Discipline of Physiotherapy, Trinity College Dublin, Dublin, Ireland.
School of Medicine, Trinity College Dublin, Dublin, Ireland.
J Cancer Surviv. 2018 Aug;12(4):601-618. doi: 10.1007/s11764-018-0696-6. Epub 2018 May 23.
The management of oesophageal and gastric cancer can cause significant physical decline, impacting on completion rates and outcomes. This systematic review aimed to (i) determine the impact of chemotherapy, chemoradiotherapy and surgery on physical function; (ii) identify associations between physical function and post-operative outcomes; and (iii) examine the effects of rehabilitation on physical function.
We included randomised controlled trials (RCT), non-RCTs of interventions and cohort studies that measured physical function by objective means in patients with oesophageal or gastric cancer. EMBASE, PubMed, CINAHL, Cochrane Library, SCOPUS, PEDro and the WHO Trial Registry were searched up to June 2016. Risk of bias assessment was performed using a suite of validated tools.
Twenty-five studies involving 1897 participants were included. A meta-analysis was not indicated due to the heterogeneity of the literature. Significant reductions in physical function occur in patients undergoing neoadjuvant treatment and in the first 3 months post-resection. Lower pre-operative exercise capacity is associated with an increased risk of post-operative pulmonary complications (PPCs). Evidence to support exercise prehabilitation and rehabilitation in these treatment pathways is currently lacking.

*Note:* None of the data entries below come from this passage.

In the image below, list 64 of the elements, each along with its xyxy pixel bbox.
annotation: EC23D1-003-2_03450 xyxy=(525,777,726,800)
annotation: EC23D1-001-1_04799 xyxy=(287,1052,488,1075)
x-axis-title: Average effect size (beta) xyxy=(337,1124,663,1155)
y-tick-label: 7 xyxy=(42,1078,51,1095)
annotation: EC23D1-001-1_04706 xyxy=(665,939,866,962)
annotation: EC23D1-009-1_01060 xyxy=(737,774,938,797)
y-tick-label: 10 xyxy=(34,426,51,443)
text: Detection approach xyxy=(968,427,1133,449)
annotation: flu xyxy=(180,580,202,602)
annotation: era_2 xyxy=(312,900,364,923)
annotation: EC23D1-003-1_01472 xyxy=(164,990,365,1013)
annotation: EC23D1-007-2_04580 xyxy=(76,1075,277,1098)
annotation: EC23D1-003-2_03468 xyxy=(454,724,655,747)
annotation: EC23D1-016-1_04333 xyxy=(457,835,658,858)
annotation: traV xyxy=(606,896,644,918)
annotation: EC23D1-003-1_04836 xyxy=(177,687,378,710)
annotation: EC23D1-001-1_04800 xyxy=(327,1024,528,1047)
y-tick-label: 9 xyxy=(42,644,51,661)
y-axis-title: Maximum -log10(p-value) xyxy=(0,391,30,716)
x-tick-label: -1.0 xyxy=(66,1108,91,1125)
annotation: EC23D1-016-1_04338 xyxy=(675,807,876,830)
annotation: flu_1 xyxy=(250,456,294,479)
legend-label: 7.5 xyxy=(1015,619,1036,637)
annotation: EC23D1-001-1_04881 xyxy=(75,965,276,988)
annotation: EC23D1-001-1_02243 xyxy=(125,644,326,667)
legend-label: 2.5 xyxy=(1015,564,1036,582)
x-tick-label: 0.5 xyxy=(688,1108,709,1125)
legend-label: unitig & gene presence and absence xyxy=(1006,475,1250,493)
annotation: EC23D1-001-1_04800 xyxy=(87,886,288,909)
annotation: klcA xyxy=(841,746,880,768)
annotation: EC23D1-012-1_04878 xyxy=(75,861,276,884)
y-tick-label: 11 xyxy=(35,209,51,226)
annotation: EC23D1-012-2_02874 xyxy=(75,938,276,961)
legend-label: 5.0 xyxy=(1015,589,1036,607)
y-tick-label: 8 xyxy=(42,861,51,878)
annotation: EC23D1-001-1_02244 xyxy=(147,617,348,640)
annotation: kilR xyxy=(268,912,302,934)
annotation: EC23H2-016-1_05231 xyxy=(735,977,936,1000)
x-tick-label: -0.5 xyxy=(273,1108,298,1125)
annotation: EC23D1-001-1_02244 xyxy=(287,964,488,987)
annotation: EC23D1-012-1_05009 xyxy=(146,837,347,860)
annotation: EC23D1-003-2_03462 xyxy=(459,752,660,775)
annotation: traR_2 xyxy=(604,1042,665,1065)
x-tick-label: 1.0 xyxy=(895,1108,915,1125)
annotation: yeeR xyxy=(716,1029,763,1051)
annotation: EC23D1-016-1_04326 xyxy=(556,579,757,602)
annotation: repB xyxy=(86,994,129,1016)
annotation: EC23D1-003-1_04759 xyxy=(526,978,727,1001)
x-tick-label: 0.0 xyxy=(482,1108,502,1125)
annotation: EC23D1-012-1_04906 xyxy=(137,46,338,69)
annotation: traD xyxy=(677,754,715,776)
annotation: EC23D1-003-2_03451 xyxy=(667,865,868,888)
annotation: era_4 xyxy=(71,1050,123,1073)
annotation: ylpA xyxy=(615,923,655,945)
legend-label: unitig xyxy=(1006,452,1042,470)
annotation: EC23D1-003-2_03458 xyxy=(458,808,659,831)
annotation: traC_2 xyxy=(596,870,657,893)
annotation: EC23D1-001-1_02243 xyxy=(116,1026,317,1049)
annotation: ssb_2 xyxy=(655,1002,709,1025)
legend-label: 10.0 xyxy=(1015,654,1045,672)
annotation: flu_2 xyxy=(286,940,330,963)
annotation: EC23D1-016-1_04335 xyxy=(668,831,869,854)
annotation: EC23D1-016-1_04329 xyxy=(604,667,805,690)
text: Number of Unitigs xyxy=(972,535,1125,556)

Chemotherapy, chemoradiation and surgery lead to reduced physical function in patients with oesophageal and gastric cancer. High quality evidence is lacking to prove the benefit of interventions that improve physical function through the treatment pathway and in recovery, and well-designed studies are required. This review was limited due to the heterogeneity of the literature, high risk of bias in some articles and the lack of high quality research encompassing sufficient time points in the patient journey.
Curative treatment for oesophago-gastric cancer can negatively impact on physical function. Rehabilitation programmes have considerable potential to enhance physical function across the oesophago-gastric cancer journey.
食管癌和胃癌的治疗可能导致显著的身体功能下降,从而影响治疗完成率和治疗结局。本系统评价旨在:(i)确定化疗、放化疗和手术对身体功能的影响;(ii)确定身体功能与术后结局之间的关系;(iii)研究康复对身体功能的影响。
我们纳入了随机对照试验(RCT)、非随机对照干预试验和队列研究,这些研究通过客观方法测量了食管癌或胃癌患者的身体功能。我们检索了 EMBASE、PubMed、CINAHL、 Cochrane Library、SCOPUS、PEDro 和世界卫生组织临床试验注册平台,检索时间截至 2016 年 6 月。使用一系列经过验证的工具评估偏倚风险。
纳入了 25 项研究,共涉及 1897 名参与者。由于文献的异质性,未进行荟萃分析。新辅助治疗和术后 3 个月内,患者的身体功能显著下降。术前运动能力较低与术后肺部并发症(PPC)风险增加相关。目前尚无证据支持在这些治疗途径中进行术前和术后康复锻炼。
化疗、放化疗和手术会降低食管癌和胃癌患者的身体功能。目前缺乏高质量证据证明通过治疗途径和恢复来改善身体功能的干预措施有益。本综述受到文献异质性、部分文章存在高偏倚风险以及缺乏涵盖患者治疗过程中足够时间点的高质量研究的限制。
食管癌和胃癌的根治性治疗可能会对身体功能产生负面影响。康复方案具有很大的潜力,可以提高整个食管癌和胃癌治疗过程中的身体功能。